Tatsache ist, dass dein König
glaubt,
dass du ihn am Leben hältst, und darauf kommt es meinem Pharao an. Du wirst unsere Gefangene sein, bis ein Frieden mit Ugarit ausgehandelt ist.«
    »Wann wird das geschehen?«
    »Das kann ich nicht beantworten. In ein paar Monaten vielleicht oder in ein paar Jahren. Oder es kommt zum Krieg, und du kehrst nie wieder in deine Stadt zurück. Das hängt von deinem König ab.« Er schnalzte mit den Fingern, worauf ein Wachhabender mit Leahs Tasche erschien und sie Reshef übergab.
    Reshef griff hinein und zog die Tafeln heraus. »Was bedeuten sie?«, ließ er durch den Dolmetscher mit dem langen Stab fragen.

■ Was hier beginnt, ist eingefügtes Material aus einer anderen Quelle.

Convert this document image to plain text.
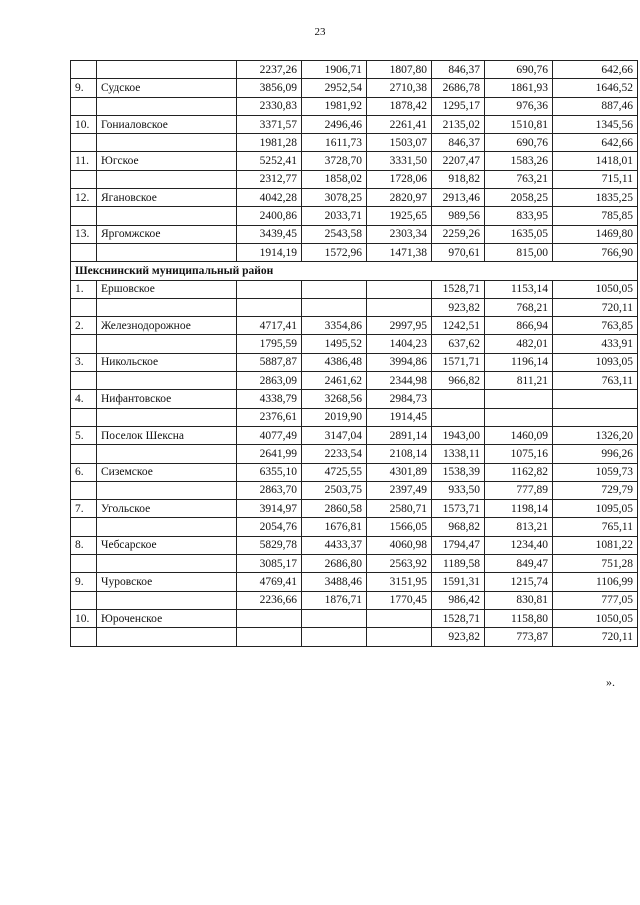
23
		2237,26	1906,71	1807,80	846,37	690,76	642,66
9.	Судское	3856,09	2952,54	2710,38	2686,78	1861,93	1646,52
		2330,83	1981,92	1878,42	1295,17	976,36	887,46
10.	Гониаловское	3371,57	2496,46	2261,41	2135,02	1510,81	1345,56
		1981,28	1611,73	1503,07	846,37	690,76	642,66
11.	Югское	5252,41	3728,70	3331,50	2207,47	1583,26	1418,01
		2312,77	1858,02	1728,06	918,82	763,21	715,11
12.	Ягановское	4042,28	3078,25	2820,97	2913,46	2058,25	1835,25
		2400,86	2033,71	1925,65	989,56	833,95	785,85
13.	Яргомжское	3439,45	2543,58	2303,34	2259,26	1635,05	1469,80
		1914,19	1572,96	1471,38	970,61	815,00	766,90
Шекснинский муниципальный район							
1.	Ершовское				1528,71	1153,14	1050,05
					923,82	768,21	720,11
2.	Железнодорожное	4717,41	3354,86	2997,95	1242,51	866,94	763,85
		1795,59	1495,52	1404,23	637,62	482,01	433,91
3.	Никольское	5887,87	4386,48	3994,86	1571,71	1196,14	1093,05
		2863,09	2461,62	2344,98	966,82	811,21	763,11
4.	Нифантовское	4338,79	3268,56	2984,73			
		2376,61	2019,90	1914,45			
5.	Поселок Шексна	4077,49	3147,04	2891,14	1943,00	1460,09	1326,20
		2641,99	2233,54	2108,14	1338,11	1075,16	996,26
6.	Сиземское	6355,10	4725,55	4301,89	1538,39	1162,82	1059,73
		2863,70	2503,75	2397,49	933,50	777,89	729,79
7.	Угольское	3914,97	2860,58	2580,71	1573,71	1198,14	1095,05
		2054,76	1676,81	1566,05	968,82	813,21	765,11
8.	Чебсарское	5829,78	4433,37	4060,98	1794,47	1234,40	1081,22
		3085,17	2686,80	2563,92	1189,58	849,47	751,28
9.	Чуровское	4769,41	3488,46	3151,95	1591,31	1215,74	1106,99
		2236,66	1876,71	1770,45	986,42	830,81	777,05
10.	Юроченское				1528,71	1158,80	1050,05
					923,82	773,87	720,11
».
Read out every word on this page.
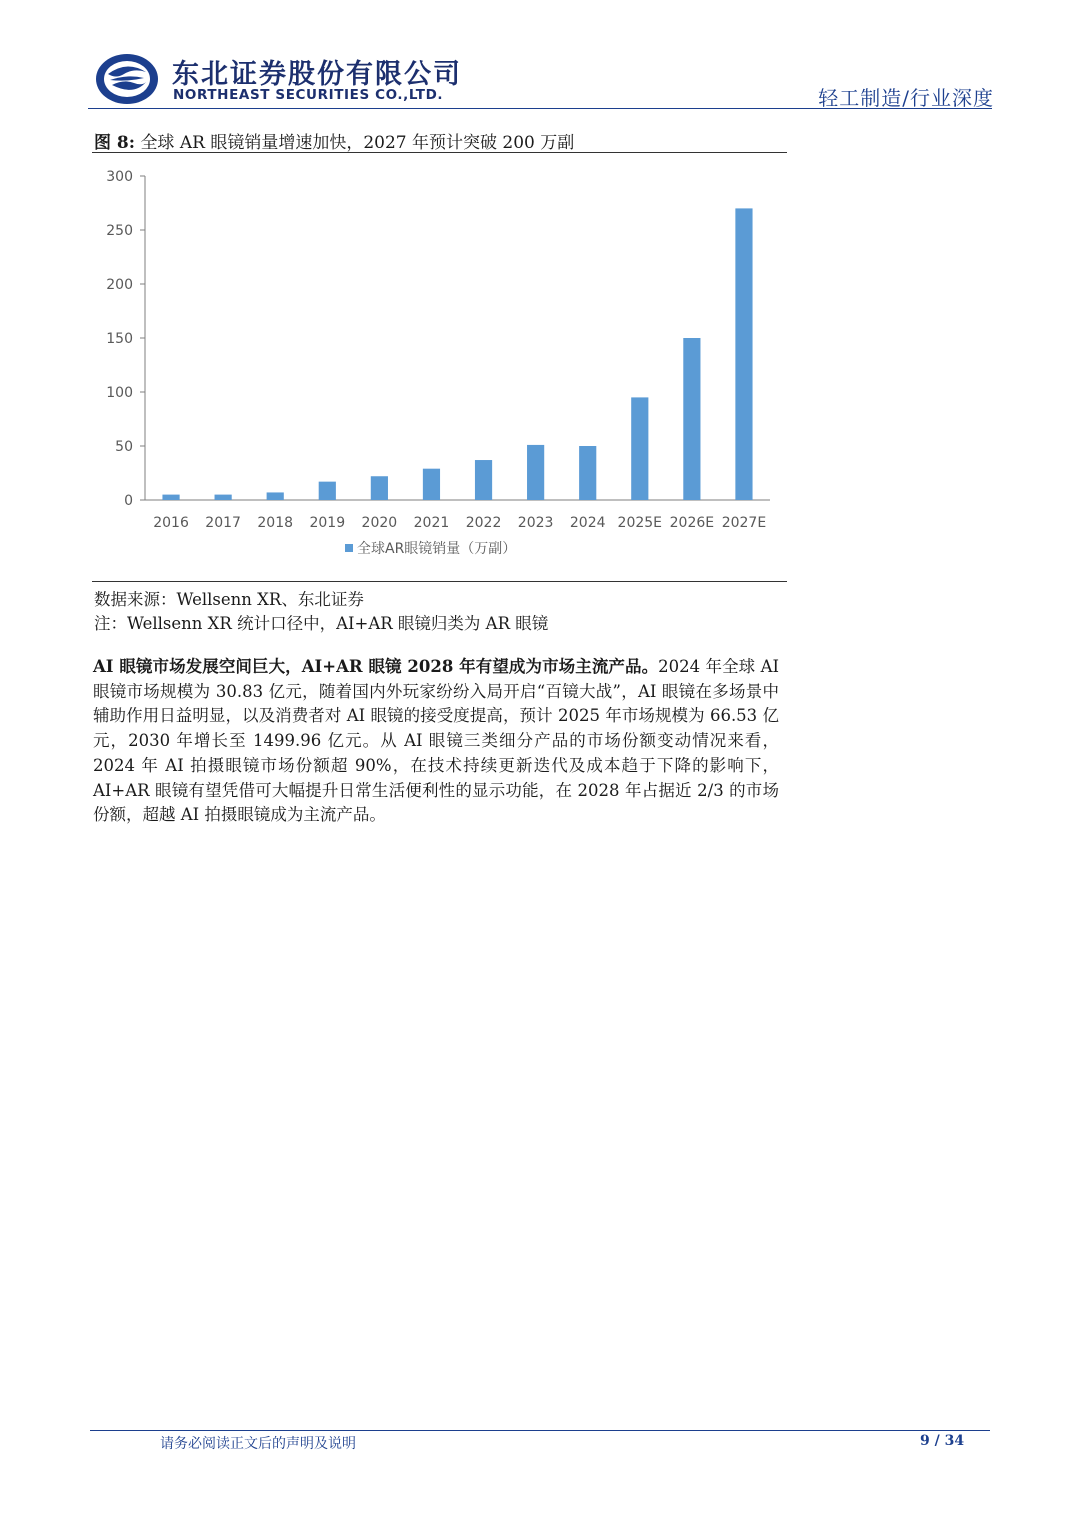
东北证券股份有限公司
NORTHEAST SECURITIES CO.,LTD.	轻工制造/行业深度
图 8: 全球 AR 眼镜销量增速加快，2027 年预计突破 200 万副
0
50
100
150
200
250
300
2016 2017 2018 2019 2020 2021 2022 2023 2024 2025E 2026E 2027E
全球AR眼镜销量（万副）
数据来源：Wellsenn XR、东北证券
注：Wellsenn XR 统计口径中，AI+AR 眼镜归类为 AR 眼镜
AI 眼镜市场发展空间巨大，AI+AR 眼镜 2028 年有望成为市场主流产品。2024 年全球 AI 眼镜市场规模为 30.83 亿元，随着国内外玩家纷纷入局开启“百镜大战”，AI 眼镜在多场景中辅助作用日益明显，以及消费者对 AI 眼镜的接受度提高，预计 2025 年市场规模为 66.53 亿元，2030 年增长至 1499.96 亿元。从 AI 眼镜三类细分产品的市场份额变动情况来看，2024 年 AI 拍摄眼镜市场份额超 90%，在技术持续更新迭代及成本趋于下降的影响下，AI+AR 眼镜有望凭借可大幅提升日常生活便利性的显示功能，在 2028 年占据近 2/3 的市场份额，超越 AI 拍摄眼镜成为主流产品。
请务必阅读正文后的声明及说明	9 / 34
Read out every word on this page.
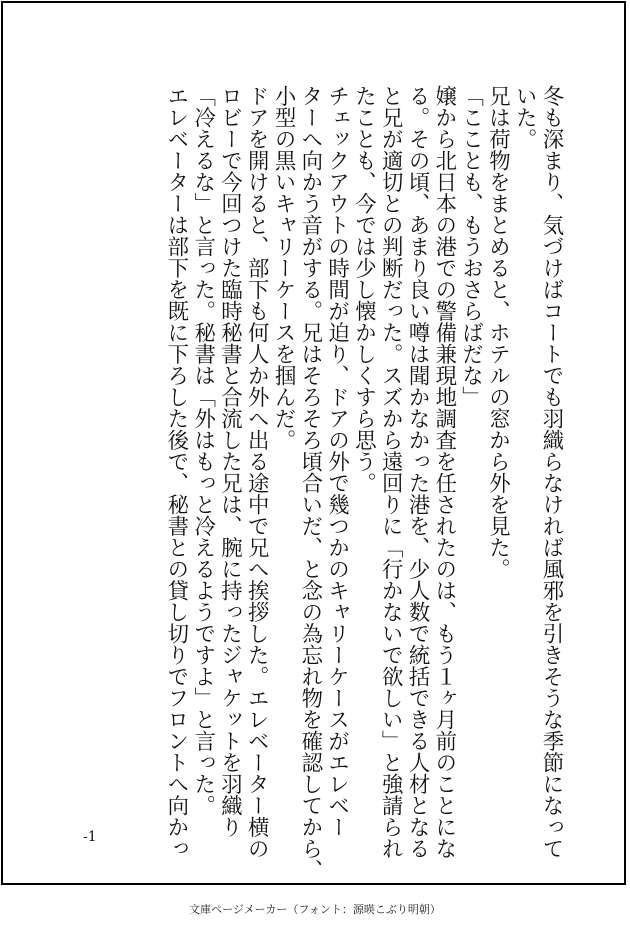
冬も深まり、気づけばコートでも羽織らなければ風邪を引きそうな季節になって
いた。
兄は荷物をまとめると、ホテルの窓から外を見た。
「こことも、もうおさらばだな」
嬢から北日本の港での警備兼現地調査を任されたのは、もう１ヶ月前のことにな
る。その頃、あまり良い噂は聞かなかった港を、少人数で統括できる人材となる
と兄が適切との判断だった。スズから遠回りに「行かないで欲しい」と強請られ
たことも、今では少し懐かしくすら思う。
チェックアウトの時間が迫り、ドアの外で幾つかのキャリーケースがエレベー
ターへ向かう音がする。兄はそろそろ頃合いだ、と念の為忘れ物を確認してから、
小型の黒いキャリーケースを掴んだ。
ドアを開けると、部下も何人か外へ出る途中で兄へ挨拶した。エレベーター横の
ロビーで今回つけた臨時秘書と合流した兄は、腕に持ったジャケットを羽織り
「冷えるな」と言った。秘書は「外はもっと冷えるようですよ」と言った。
エレベーターは部下を既に下ろした後で、秘書との貸し切りでフロントへ向かっ
-1
文庫ページメーカー（フォント：源暎こぶり明朝）
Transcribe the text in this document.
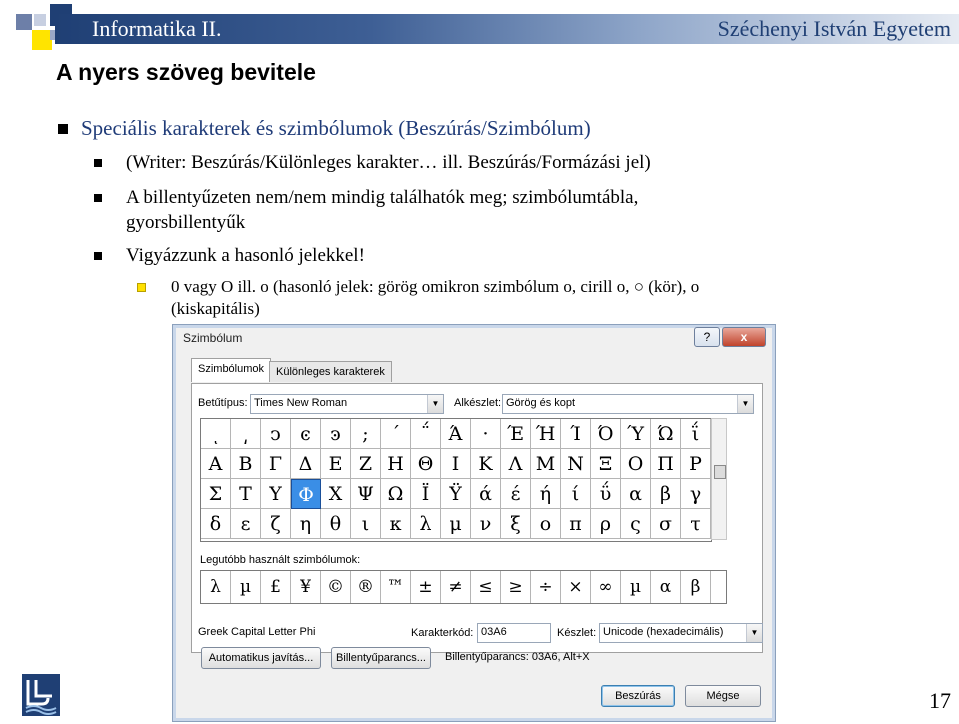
Informatika II.	Széchenyi István Egyetem
A nyers szöveg bevitele
Speciális karakterek és szimbólumok (Beszúrás/Szimbólum)
(Writer: Beszúrás/Különleges karakter… ill. Beszúrás/Formázási jel)
A billentyűzeten nem/nem mindig találhatók meg; szimbólumtábla,
gyorsbillentyűk
Vigyázzunk a hasonló jelekkel!
0 vagy O ill. o (hasonló jelek: görög omikron szimbólum ο, cirill о, ○ (kör), ᴏ
(kiskapitális)
Szimbólum	?	x
Szimbólumok	Különleges karakterek
Betűtípus: Times New Roman	▼	Alkészlet: Görög és kopt	▼
ͺ	͵	ͻ	ͼ	ͽ	;	΄	΅ Ά	· Έ Ή Ί Ό Ύ Ώ ΐ
Α Β Γ Δ Ε Ζ Η Θ Ι	Κ Λ Μ Ν Ξ Ο Π Ρ
Σ Τ Υ Φ Χ Ψ Ω Ϊ	Ϋ ά έ	ή	ί	ΰ α β γ
δ	ε	ζ	η θ	ι	κ λ μ ν ξ	ο π ρ	ς σ τ
Legutóbb használt szimbólumok:
λ	µ	£	¥ © ® ™ ± ≠ ≤ ≥ ÷ × ∞	µ	α	β
Greek Capital Letter Phi	Karakterkód: 03A6	Készlet: Unicode (hexadecimális)	▼
Automatikus javítás...	Billentyűparancs...	Billentyűparancs: 03A6, Alt+X
Beszúrás	Mégse	17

    »Auf einer steht ein Gedicht, hoher Herr. Auf der zweiten wie man den Dämon behandelt, der die Luftröhre einschnürt. Und auf der dritten eine Rezeptur, für die man Baldrian benötigt. Allerdings ist sie in einer alten Sprache abgefasst, und alles konnte ich noch nicht übersetzen.«
    »Bist du eine Heilerin?«
    »Nein, Herr, in Ugarit ist es Frauen nicht gestattet, sich ärztlich zu betätigen.«
    Gefärbte Brauen wölbten sich über blau umrandeten Augen. »Dann ist dein Volk in der Tat rückständig. In Ägypten gibt es viele weibliche Ärzte, von denen auch einige im Haus des Lebens Unterricht erteilen. Was kannst du mir zu diesen anderen Tafeln hier sagen?«
    Reshef konnte zwar lesen und schreiben, aber nur in seiner eigenen Sprache. Da ihm jedoch genug Korrespondenz aus fremden Ländern untergekommen war, war er in der Lage, auf der Tafel, auf der es um Baldrian ging, das alte Sumerisch zu erkennen. Die anderen achtzehn Tafeln aus der Tasche waren dagegen mit ihm unbekannten Zeichen beschriftet. »Was für eine Sprache ist das?«
    »Ugaritisch«, erwiderte sie, und als sich daraufhin seine Stirn kräuselte, fügte sie hinzu: »Es ist eine ganz neue Schrift.«
    Dunkle Augen unter dicken schwarzen Brauen sahen sie durchdringend an. »Eine
Geheimschrift?
«
    Ihr Herz krampfte sich zusammen. Die Eiseskälte in seiner Stimme gemahnte sie daran, dass sie eine Gefangene war und sich in einem Militärlager befand.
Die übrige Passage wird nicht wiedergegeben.